Despite a widespread availability of multimedia and data services on existing 2G and 3G networks, voice calls remain by far the most prevalent use of the 1.28 billion mobile phones worldwide.
Data users of the mobile technology are growing, however, and are expected to number 85 million in the second half of this year.
But is the growth in both subscribers and traffic sufficient to justify the $350-$500 million necessary for a 3G network in New Zealand?
At Ericsson's strategy and technology summit in Beijing last week, chief executive Carl-Henric Svanberg extolled the benefits of 3G - "because it's more cost efficient, it's more powerful and you get an awful lot of new services".
But after the sales pitch he was notably cautious.
"I've learned in listed companies that it's important to give a fair and honest picture. I think in this particular case it's important to at least not give a too positive view."
The view is rather gloomy - a 10 per cent sales decline in the mobile market in 2003 and no growth in 2004. That's apparently because the industry is still suffering from the fallout of the dotcom exuberance - "the final phase of that very dramatic correction".
It's a correction Ericsson knows intimately as the Swedish giant is now half the size it was having shed 60,000 of its workforce, closed about 50 R&D sites worldwide, extracted itself from its loss making mobile handset manufacturing and seen revenues shrink from US$29 billion ($45 billion) in 2000 to US$16.8 billion in 2002.
The pain of restructuring is almost over, with the company down to a 3.9 billion kronor loss (US$505.3 million), in the July-September period compared with a loss of 5 billion kronor, a year ago.
Which begs the question. Why in the face of an obviously over-hyped potential should telcos still be moving to 3G? Part of the answer lies in technology's inexorable forward march. New mobile network equipment is much more cost efficient than before - able to reach further and provide more services for the same or less cost.
In greenfield markets like China, where mobile phone use is at just 19 per cent, that's a compelling argument, although 3G rollouts there are waiting on the Chinese Government to allocate 3G spectrum. Meanwhile the Chinese are flocking - at the rate of 4-5 million subscribers a month - to first and second generation mobile technology. So much so that there are now more mobile users (257 million) than fixed line users (255 million). On the downside most of those are low value voice users.
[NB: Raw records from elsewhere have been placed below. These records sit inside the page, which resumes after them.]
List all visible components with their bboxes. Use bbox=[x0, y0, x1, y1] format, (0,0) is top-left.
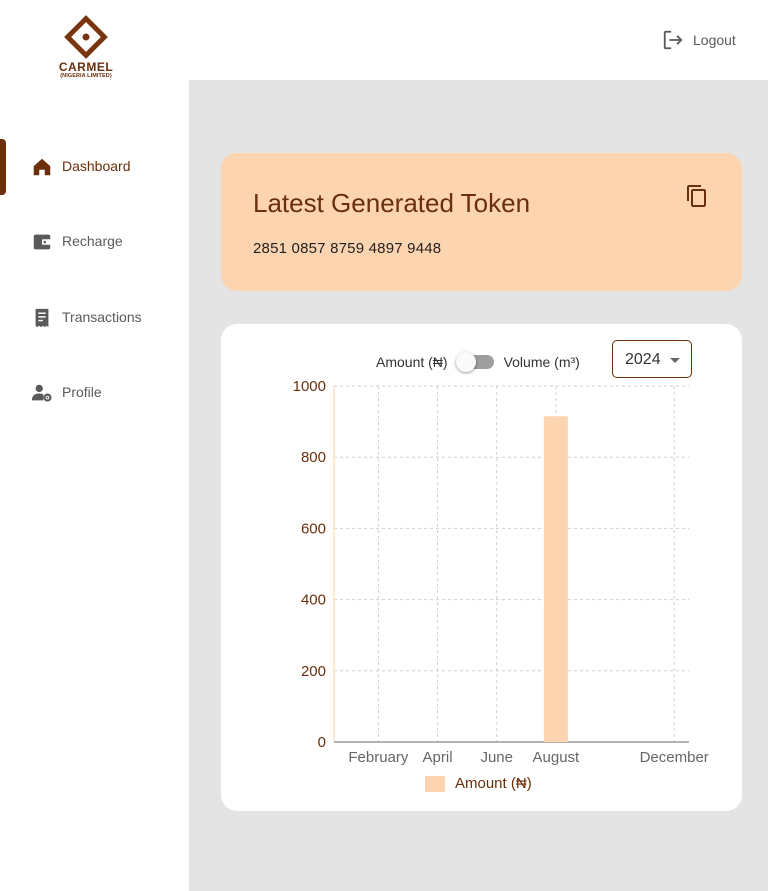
logout-label: Logout bbox=[693, 32, 736, 48]
top-bar: CARMEL (NIGERIA LIMITED) Logout bbox=[0, 0, 768, 80]
y-tick-label: 400 bbox=[301, 592, 326, 609]
logo-diamond-icon bbox=[64, 15, 108, 59]
wallet-icon bbox=[33, 234, 52, 250]
sidebar-item-recharge[interactable]: Recharge bbox=[0, 214, 189, 270]
y-tick-label: 200 bbox=[301, 663, 326, 680]
logout-icon bbox=[663, 30, 683, 50]
token-card: Latest Generated Token 2851 0857 8759 48… bbox=[221, 153, 742, 291]
x-tick-label: August bbox=[533, 749, 581, 766]
brand-name: CARMEL bbox=[58, 60, 114, 74]
x-tick-label: February bbox=[348, 749, 409, 766]
token-card-title: Latest Generated Token bbox=[253, 188, 531, 218]
y-tick-label: 0 bbox=[318, 734, 326, 751]
sidebar-item-label: Dashboard bbox=[62, 158, 131, 174]
sidebar: Dashboard Recharge Transactions Profile bbox=[0, 80, 189, 891]
sidebar-item-profile[interactable]: Profile bbox=[0, 365, 189, 421]
main-content: Latest Generated Token 2851 0857 8759 48… bbox=[189, 80, 768, 891]
user-settings-icon bbox=[31, 384, 52, 402]
token-value: 2851 0857 8759 4897 9448 bbox=[253, 240, 442, 257]
active-indicator bbox=[0, 139, 6, 195]
x-tick-label: December bbox=[640, 749, 709, 766]
legend-swatch bbox=[425, 775, 445, 792]
copy-icon[interactable] bbox=[685, 184, 709, 208]
bar-august bbox=[543, 416, 568, 742]
sidebar-item-label: Recharge bbox=[62, 233, 123, 249]
sidebar-item-label: Profile bbox=[62, 384, 102, 400]
chart-card: Amount (₦) Volume (m³) 2024 0 200 400 600 80… bbox=[221, 324, 742, 811]
sidebar-item-transactions[interactable]: Transactions bbox=[0, 290, 189, 346]
sidebar-item-label: Transactions bbox=[62, 309, 142, 325]
x-tick-label: April bbox=[423, 749, 453, 766]
sidebar-item-dashboard[interactable]: Dashboard bbox=[0, 139, 189, 195]
x-tick-label: June bbox=[480, 749, 513, 766]
y-tick-label: 1000 bbox=[293, 378, 326, 395]
carmel-logo: CARMEL (NIGERIA LIMITED) bbox=[54, 15, 118, 81]
logout-button[interactable]: Logout bbox=[662, 28, 736, 52]
receipt-icon bbox=[35, 308, 49, 328]
chart-legend: Amount (₦) bbox=[425, 775, 532, 792]
y-tick-label: 800 bbox=[301, 449, 326, 466]
brand-tagline: (NIGERIA LIMITED) bbox=[60, 73, 112, 79]
home-icon bbox=[33, 158, 51, 176]
legend-label: Amount (₦) bbox=[455, 775, 532, 792]
y-tick-label: 600 bbox=[301, 520, 326, 537]
bar-chart: 0 200 400 600 800 1000 February April June August… bbox=[293, 378, 709, 766]
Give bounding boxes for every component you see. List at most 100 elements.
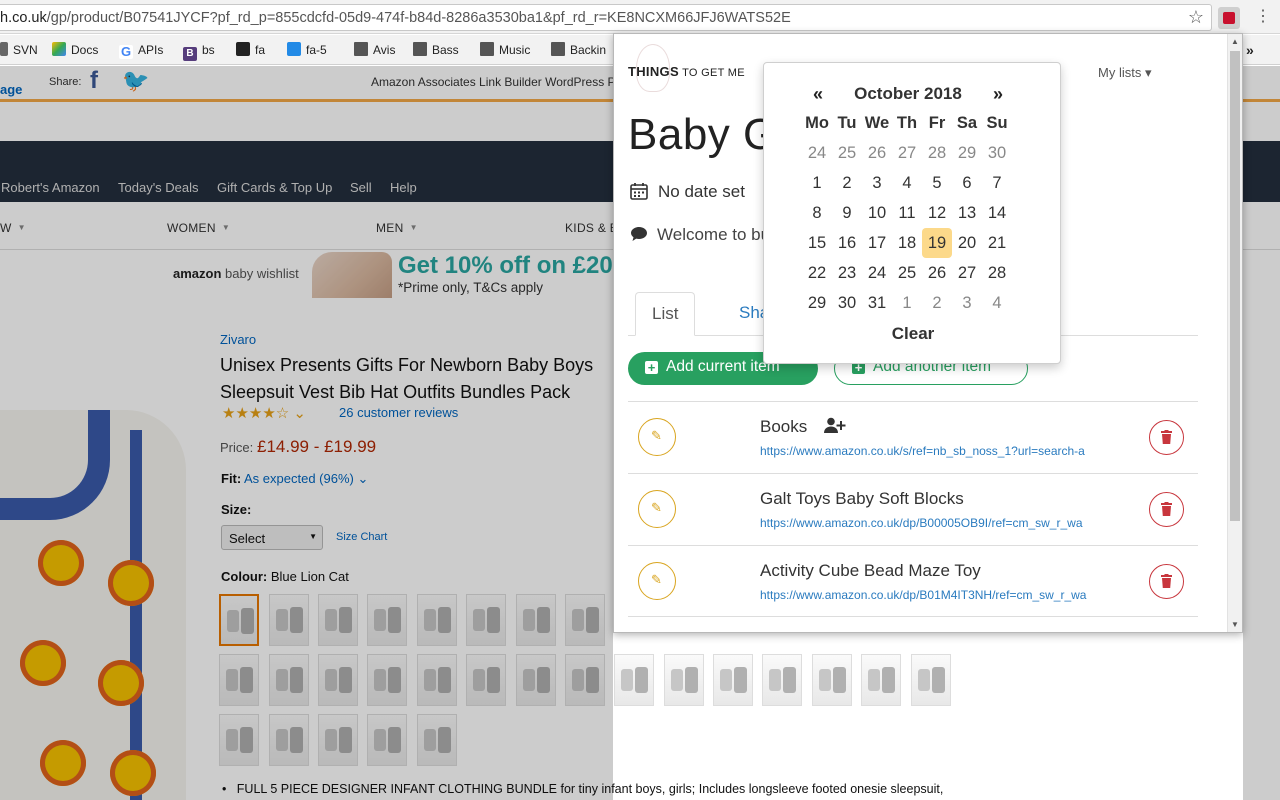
calendar-day[interactable]: 25 [832,138,862,168]
bookmark-backin[interactable]: Backin [551,41,606,59]
calendar-day[interactable]: 11 [892,198,922,228]
bookmark-fa-5[interactable]: fa-5 [287,41,327,59]
month-title[interactable]: October 2018 [838,83,978,105]
star-icon[interactable]: ☆ [1187,8,1205,26]
bookmark-bass[interactable]: Bass [413,41,459,59]
address-bar[interactable]: h.co.uk/gp/product/B07541JYCF?pf_rd_p=85… [0,4,1212,31]
calendar-day[interactable]: 30 [832,288,862,318]
delete-button[interactable] [1149,492,1184,527]
calendar-day[interactable]: 3 [952,288,982,318]
event-date-text[interactable]: No date set [658,182,745,202]
calendar-day[interactable]: 29 [952,138,982,168]
user-plus-icon[interactable] [823,417,846,433]
bookmark-svn[interactable]: SVN [0,41,38,59]
bookmark-avis[interactable]: Avis [354,41,395,59]
scroll-thumb[interactable] [1230,51,1240,521]
calendar-day[interactable]: 1 [802,168,832,198]
calendar-day[interactable]: 4 [982,288,1012,318]
edit-button[interactable]: ✎ [638,490,676,528]
calendar-day[interactable]: 21 [982,228,1012,258]
calendar-day[interactable]: 27 [952,258,982,288]
item-url-link[interactable]: https://www.amazon.co.uk/dp/B01M4IT3NH/r… [760,588,1138,602]
bookmark-music[interactable]: Music [480,41,530,59]
bookmark-fa[interactable]: fa [236,41,265,59]
weekday-header-row: Mo Tu We Th Fr Sa Su [802,108,1012,138]
calendar-day[interactable]: 30 [982,138,1012,168]
extension-gift-icon[interactable] [1218,7,1240,29]
calendar-day[interactable]: 26 [862,138,892,168]
clear-date-button[interactable]: Clear [764,322,1062,346]
prev-month-button[interactable]: « [804,83,832,105]
colour-swatch[interactable] [614,654,654,706]
calendar-day[interactable]: 24 [862,258,892,288]
folder-icon [480,42,494,56]
calendar-week-row: 1234567 [802,168,1012,198]
calendar-day[interactable]: 20 [952,228,982,258]
calendar-day[interactable]: 24 [802,138,832,168]
calendar-day[interactable]: 28 [922,138,952,168]
calendar-day[interactable]: 2 [832,168,862,198]
calendar-day[interactable]: 1 [892,288,922,318]
popup-scrollbar[interactable]: ▲ ▼ [1227,34,1242,632]
calendar-day[interactable]: 25 [892,258,922,288]
calendar-day[interactable]: 4 [892,168,922,198]
colour-swatch[interactable] [664,654,704,706]
calendar-day[interactable]: 9 [832,198,862,228]
calendar-day[interactable]: 16 [832,228,862,258]
calendar-day[interactable]: 22 [802,258,832,288]
edit-button[interactable]: ✎ [638,418,676,456]
calendar-day[interactable]: 7 [982,168,1012,198]
calendar-day-today[interactable]: 19 [922,228,952,258]
calendar-week-row: 22 23 24 25 26 27 28 [802,258,1012,288]
bookmark-bs[interactable]: Bbs [183,41,215,61]
bootstrap-icon: B [183,47,197,61]
item-name: Activity Cube Bead Maze Toy [760,561,981,580]
scroll-up-arrow-icon[interactable]: ▲ [1231,37,1239,46]
calendar-day[interactable]: 10 [862,198,892,228]
calendar-day[interactable]: 17 [862,228,892,258]
calendar-day[interactable]: 23 [832,258,862,288]
calendar-day[interactable]: 31 [862,288,892,318]
calendar-day[interactable]: 3 [862,168,892,198]
tab-list[interactable]: List [635,292,696,336]
calendar-day[interactable]: 8 [802,198,832,228]
item-name: Galt Toys Baby Soft Blocks [760,489,964,508]
google-icon: G [119,44,133,59]
calendar-day[interactable]: 15 [802,228,832,258]
calendar-day[interactable]: 26 [922,258,952,288]
colour-swatch[interactable] [861,654,901,706]
next-month-button[interactable]: » [984,83,1012,105]
bookmark-docs[interactable]: Docs [52,41,98,59]
trash-icon [1161,574,1172,588]
colour-swatch[interactable] [713,654,753,706]
calendar-day[interactable]: 12 [922,198,952,228]
item-url-link[interactable]: https://www.amazon.co.uk/s/ref=nb_sb_nos… [760,444,1138,458]
colour-swatch[interactable] [762,654,802,706]
scroll-down-arrow-icon[interactable]: ▼ [1231,620,1239,629]
datepicker: « October 2018 » Mo Tu We Th Fr Sa Su 24 25 26 27 2… [763,62,1061,364]
calendar-day[interactable]: 28 [982,258,1012,288]
svn-icon [0,42,8,56]
my-lists-dropdown[interactable]: My lists ▾ [1098,65,1151,81]
calendar-day[interactable]: 14 [982,198,1012,228]
bookmark-apis[interactable]: G APIs [119,41,163,59]
calendar-day[interactable]: 13 [952,198,982,228]
browser-menu-icon[interactable]: ⋮ [1255,8,1271,26]
colour-swatch[interactable] [911,654,951,706]
calendar-day[interactable]: 29 [802,288,832,318]
calendar-day[interactable]: 18 [892,228,922,258]
calendar-day[interactable]: 5 [922,168,952,198]
item-url-link[interactable]: https://www.amazon.co.uk/dp/B00005OB9I/r… [760,516,1138,530]
calendar-day[interactable]: 6 [952,168,982,198]
weekday-label: Fr [928,114,946,132]
calendar-day[interactable]: 27 [892,138,922,168]
delete-button[interactable] [1149,420,1184,455]
bookmarks-overflow[interactable]: » [1246,41,1254,59]
trash-icon [1161,430,1172,444]
edit-button[interactable]: ✎ [638,562,676,600]
delete-button[interactable] [1149,564,1184,599]
fa5-flag-icon [287,42,301,56]
list-item: ✎ Galt Toys Baby Soft Blocks https://www… [628,473,1198,545]
calendar-day[interactable]: 2 [922,288,952,318]
colour-swatch[interactable] [812,654,852,706]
The lack of user demand for 3G features such as videophone and other multimedia services is the biggest problem facing 3G uptake. Ericsson vice-president of marketing and strategy development Torbjorn Nilsson said the issue was one of availability and costs. He pointed to Korea, which has widespread broadband and 3G usage and has 7 per cent of household consumption spent on communications compared with the 4 per cent OECD average.
He said the two keys to unlocking the potential of 3G - "a complete mini entertainment centre in the phones" that doubles as a credit card - were healthy competition and an effective regulator.
* Chris Barton travelled to Beijing as a guest of Ericsson.